Today, students are set to strike again over climate change, with events held across the country, supported by 91 businesses. 

The Green Party would add the policy to MP Golriz Ghahraman’s member bill , which would only go through Parliament if pulled from the ballot. 

The Green Party has added voting at 16 to the Green Party priorities for electoral reform set out in Golriz Ghahraman's Strengthening Democracy Bill.

Co-leader Marama Davidson said the party agreed 16- and 17-year-olds "should have the opportunity to have their say when it comes to political leaders who make these decisions". 

"Students feel like they’ve been largely let down by adults over the decades. They want to engage in democracy and their futures, and we should absolutely make space for that."

The idea was not a new Green Party policy - with the party's former MP Sue Bradford putting forward the plan in 2007. She told TVNZ1's Q+A at the time: "At sixteen, young people can get married, have children, and be taxed. If we are serious about trying to get young peoples' voices into the public arena and heard in places of power, they should be allowed to vote."
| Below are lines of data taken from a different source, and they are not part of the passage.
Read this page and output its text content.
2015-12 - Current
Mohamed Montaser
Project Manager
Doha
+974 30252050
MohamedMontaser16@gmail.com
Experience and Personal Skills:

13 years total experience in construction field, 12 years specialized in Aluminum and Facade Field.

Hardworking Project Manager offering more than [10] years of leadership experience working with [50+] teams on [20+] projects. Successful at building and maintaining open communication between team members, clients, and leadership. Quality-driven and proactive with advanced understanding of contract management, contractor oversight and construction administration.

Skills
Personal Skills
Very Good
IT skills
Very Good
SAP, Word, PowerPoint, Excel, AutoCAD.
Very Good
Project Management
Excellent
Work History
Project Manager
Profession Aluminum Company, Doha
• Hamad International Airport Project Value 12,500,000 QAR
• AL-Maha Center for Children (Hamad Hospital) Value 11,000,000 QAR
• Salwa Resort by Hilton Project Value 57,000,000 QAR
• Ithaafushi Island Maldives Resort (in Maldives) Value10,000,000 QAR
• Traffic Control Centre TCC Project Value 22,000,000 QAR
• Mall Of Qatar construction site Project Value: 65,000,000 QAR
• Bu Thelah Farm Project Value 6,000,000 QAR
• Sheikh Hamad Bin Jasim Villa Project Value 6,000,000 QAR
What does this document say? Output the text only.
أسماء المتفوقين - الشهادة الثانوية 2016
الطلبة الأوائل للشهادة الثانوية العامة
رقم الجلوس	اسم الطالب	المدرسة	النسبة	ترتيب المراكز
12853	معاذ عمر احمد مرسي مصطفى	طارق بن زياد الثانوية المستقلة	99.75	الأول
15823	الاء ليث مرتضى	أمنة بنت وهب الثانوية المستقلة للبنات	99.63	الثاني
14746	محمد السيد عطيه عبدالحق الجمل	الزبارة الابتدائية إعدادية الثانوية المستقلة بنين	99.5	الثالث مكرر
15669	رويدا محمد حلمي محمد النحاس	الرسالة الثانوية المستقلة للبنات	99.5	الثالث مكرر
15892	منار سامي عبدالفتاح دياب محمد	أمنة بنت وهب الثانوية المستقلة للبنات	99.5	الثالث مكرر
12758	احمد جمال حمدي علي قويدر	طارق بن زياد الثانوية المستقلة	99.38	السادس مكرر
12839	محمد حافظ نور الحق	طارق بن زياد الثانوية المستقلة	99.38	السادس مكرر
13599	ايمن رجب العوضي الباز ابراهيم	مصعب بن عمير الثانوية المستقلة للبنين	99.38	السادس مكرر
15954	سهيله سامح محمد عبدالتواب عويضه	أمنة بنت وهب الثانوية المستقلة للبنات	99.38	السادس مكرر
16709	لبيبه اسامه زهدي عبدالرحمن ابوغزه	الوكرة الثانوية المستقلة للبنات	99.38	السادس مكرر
Last year, calls to lower the voting age were renewed after the Children's Commissioner, Judge Andrew Becroft voiced his concern that the current age limit sets youth apart as a group "without a voice". 

Judge Becroft said in a select committee, "Young people seemed to be the least engaged in New Zealand's democratic process, yet they have the most invested in our future". 

"Children and young people under 18 have no other way of influencing policy. If they voted and had a lobby, I'm convinced our policy for under 18-year-olds would significantly improve."

Both the Government and Opposition did not support Judge Becroft's proposal. 

"Lowering the voting age is not part of the coalition agreement between Labour and New Zealand First or the confidence and supply agreement between Labour and the Greens," Justice Minister Andrew Little told 1 NEWS at the time. 

National Party leader Simon Bridges told media lowering the voting age was "certainly not a priority" and he did not think it was "necessarily something that needs to happen". 

"Ultimately you'd have to see evidence base why that would be a good idea."

New Zealand's voting age sat at 21 from the mid-1800s to 1969, when it was dropped to 20. It was reduced to 18 in 1974.